As previously reported, Ministry of Sound is currently suing the streaming service for copyright infringement because the streaming service has allegedly refused to delete users’ playlists that “copy” the tracklistings of its compilation albums.
The dance label is seeking an injunction forcing Spotify to remove these playlists and block any future playlists that attempt to replicate the running order of Ministry of Sound compilations, according to proceedings launched in the UK High Court earlier this month (September 2).
Spotify has the rights to stream all the tracks on the playlists that Presencer wants removed, but Ministry of Sound is making a legal argument that the running order of its compilation albums can be copyrighted because of the skill and expertise required to assemble them.
In a new interview with Digital Spy, Presencer has claimed that it is “dangerous” for labels to support Spotify’s business model. Asked whether streaming services are bad for new artists, a claim made by Thom Yorke recently, he replied: “I wouldn’t necessarily say that streaming is detrimental to new artists, but I question why the majors are so supportive of a business model that is so clearly unsustainable in the long term.”
He added that because the proportion of global music consumers who use Spotify is currently relatively small, the revenues it generates are “not significant in comparison to the revenues the music industry generates from somewhere else”. He continued: “Most worryingly it loses so much money and continues to lose money, and its losses are widening. That’s not a sustainable business model. It’s very dangerous, we believe, to support a service where there’s no long-term prospect of it succeeding, but at the same time it also paints a picture for the consumer that music is free, which it isn’t.”

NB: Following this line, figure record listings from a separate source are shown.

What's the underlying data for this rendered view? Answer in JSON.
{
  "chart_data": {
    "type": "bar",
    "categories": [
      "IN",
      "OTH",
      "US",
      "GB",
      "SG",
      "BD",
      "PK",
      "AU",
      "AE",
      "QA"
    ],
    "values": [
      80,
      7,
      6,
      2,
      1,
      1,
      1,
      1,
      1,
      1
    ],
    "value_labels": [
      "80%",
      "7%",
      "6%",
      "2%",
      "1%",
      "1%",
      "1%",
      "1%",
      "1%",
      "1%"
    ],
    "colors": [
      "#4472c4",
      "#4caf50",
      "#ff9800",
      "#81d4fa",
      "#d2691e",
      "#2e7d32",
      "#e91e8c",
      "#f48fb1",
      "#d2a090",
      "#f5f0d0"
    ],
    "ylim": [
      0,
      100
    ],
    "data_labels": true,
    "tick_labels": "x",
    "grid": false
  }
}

Spotify has previously defended critics of its business model. Earlier this year, a spokesperson told NME: “During 2012 Spotify saw dramatically increased revenues while maintaining a free to paid conversion rate of well over 20 per cent – unheard of for a freemium business, and a clear demonstration of the success of the business model. In 2012 the business focused on driving user growth, international expansion and product development, resulting in soaring user numbers and increased market penetration. Our key priority throughout 2013 and beyond remains bringing our unrivalled music experience to even more people while continuing to build for long-term growth – both for our company and for the music industry as a whole.”